A.A. ~ 2010-2011 Prof.ÂŞ eli


Se tivesse um professor de francês capaz de falar língua gestual como a minha mãe (mesmo com os erros que ela ainda comete e que me fazem rir) teria menos medo do exame. Leio nos seus lábios. Tenho de deduzir daquilo que vejo na sua boca UMA palavra, em seguida outra palavra, até finalmente conseguir construir UMA frase. Ao todo, passei dez anos no Instituto Morvan. É uma escola privada, oralista, mas estou grata pelo ensino que ali recebi. Passo o tempo a folhear dicionários e livros. Para encontrar precisamente o sentido de uma frase que compreendi nos lábios de um professor. Estudo com afinco. Atiro-me aos livros por vezes até às duas ou três da manhã, como uma doida. O facto de ser bilingue ajuda-me imenso. A ortografia não vai mal. Identifico visualmente muito bem os erros. Mas quanto à construção das frases, quando entra se bem que ou enquanto… é complicado. Não temos a mesma gramática em língua gestual. E esforço-me sempre por construir bem uma frase em francês, por ter um bom estilo. Porque gostaria que saísse académico. Impecável. A minha irmã, que me bate de longe nesta matéria, a quem eu ensinei a língua gestual na perfeição, do que muito me orgulho, corrige agora os meus textos de francês.

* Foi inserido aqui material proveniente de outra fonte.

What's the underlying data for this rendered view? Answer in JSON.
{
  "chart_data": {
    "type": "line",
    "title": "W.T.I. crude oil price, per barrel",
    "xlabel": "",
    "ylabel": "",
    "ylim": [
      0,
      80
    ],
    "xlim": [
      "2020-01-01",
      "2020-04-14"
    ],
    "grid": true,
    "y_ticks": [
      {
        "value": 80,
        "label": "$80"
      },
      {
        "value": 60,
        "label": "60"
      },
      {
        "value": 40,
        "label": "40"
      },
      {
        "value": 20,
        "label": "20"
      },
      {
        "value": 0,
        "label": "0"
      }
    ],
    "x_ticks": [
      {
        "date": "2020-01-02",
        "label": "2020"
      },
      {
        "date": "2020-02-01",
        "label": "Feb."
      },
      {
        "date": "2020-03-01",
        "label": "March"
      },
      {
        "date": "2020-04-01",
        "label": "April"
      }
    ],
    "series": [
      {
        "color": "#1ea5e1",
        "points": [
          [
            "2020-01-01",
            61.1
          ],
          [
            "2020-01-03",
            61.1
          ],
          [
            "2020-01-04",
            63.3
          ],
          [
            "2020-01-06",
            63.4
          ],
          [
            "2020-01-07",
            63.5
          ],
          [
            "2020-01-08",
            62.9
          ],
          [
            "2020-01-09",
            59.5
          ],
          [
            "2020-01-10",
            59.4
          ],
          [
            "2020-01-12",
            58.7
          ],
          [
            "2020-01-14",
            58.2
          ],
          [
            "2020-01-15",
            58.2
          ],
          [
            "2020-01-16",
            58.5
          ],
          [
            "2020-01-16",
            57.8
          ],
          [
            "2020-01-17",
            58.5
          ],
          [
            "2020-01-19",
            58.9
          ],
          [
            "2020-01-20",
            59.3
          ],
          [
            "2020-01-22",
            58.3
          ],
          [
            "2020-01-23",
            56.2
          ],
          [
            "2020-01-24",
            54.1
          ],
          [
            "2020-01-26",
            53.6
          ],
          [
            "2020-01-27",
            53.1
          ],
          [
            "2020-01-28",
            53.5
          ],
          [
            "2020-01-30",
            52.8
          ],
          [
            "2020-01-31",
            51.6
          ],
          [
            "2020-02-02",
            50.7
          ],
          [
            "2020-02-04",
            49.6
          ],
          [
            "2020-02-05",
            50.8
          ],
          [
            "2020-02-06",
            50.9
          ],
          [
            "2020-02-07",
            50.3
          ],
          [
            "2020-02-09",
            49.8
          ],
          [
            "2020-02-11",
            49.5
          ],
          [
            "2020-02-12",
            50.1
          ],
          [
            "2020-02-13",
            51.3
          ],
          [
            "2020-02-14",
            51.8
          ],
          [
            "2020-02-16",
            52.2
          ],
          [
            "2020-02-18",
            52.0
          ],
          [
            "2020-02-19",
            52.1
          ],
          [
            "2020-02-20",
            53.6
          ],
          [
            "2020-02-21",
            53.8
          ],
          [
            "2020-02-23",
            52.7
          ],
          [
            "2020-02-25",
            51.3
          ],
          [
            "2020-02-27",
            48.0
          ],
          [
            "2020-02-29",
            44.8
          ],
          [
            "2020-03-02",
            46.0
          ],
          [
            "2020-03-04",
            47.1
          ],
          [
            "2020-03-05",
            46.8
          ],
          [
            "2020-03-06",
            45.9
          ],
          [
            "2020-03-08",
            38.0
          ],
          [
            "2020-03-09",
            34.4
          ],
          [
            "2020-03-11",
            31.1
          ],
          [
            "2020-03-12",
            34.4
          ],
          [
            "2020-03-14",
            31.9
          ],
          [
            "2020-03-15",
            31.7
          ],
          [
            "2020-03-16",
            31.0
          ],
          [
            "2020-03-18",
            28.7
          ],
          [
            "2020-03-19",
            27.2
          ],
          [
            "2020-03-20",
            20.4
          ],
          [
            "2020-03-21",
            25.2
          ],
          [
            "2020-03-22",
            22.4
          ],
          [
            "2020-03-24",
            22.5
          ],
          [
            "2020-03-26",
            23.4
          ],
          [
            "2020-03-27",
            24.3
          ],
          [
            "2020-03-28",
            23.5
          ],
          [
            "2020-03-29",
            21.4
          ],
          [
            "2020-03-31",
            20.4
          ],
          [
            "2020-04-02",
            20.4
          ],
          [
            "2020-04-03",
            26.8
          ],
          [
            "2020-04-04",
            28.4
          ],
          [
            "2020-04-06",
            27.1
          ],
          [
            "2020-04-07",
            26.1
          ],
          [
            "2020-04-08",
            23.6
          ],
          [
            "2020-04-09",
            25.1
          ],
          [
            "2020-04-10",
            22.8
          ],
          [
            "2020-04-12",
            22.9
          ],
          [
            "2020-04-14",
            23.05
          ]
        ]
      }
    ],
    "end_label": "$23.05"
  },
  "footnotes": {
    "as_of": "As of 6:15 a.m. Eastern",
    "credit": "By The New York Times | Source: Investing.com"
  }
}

Maria diz: «O que é que queres dizer com este “porque”? Colocaste-o ali para quê? Puseste muito os quem e que, e não estão no sítio certo.» Farto-me de ler jornais, ando à volta com os livros até conseguir ver mais claro. Tenho a cabeça recheada de tantas coisas que por vezes devo ficar com um ar aparvalhado. Está na minha maneira de ser, ultrapassar-me a mim mesma, ir até ao fim das coisas que me proponho fazer. Quando decido atingir uma meta não paro. Nada me faz parar. Gaivota teimosa. Gaivota obstinada, cansada. 1991, ano do fim do liceu para Emmanuelle Laborit. Primeiro ensaio.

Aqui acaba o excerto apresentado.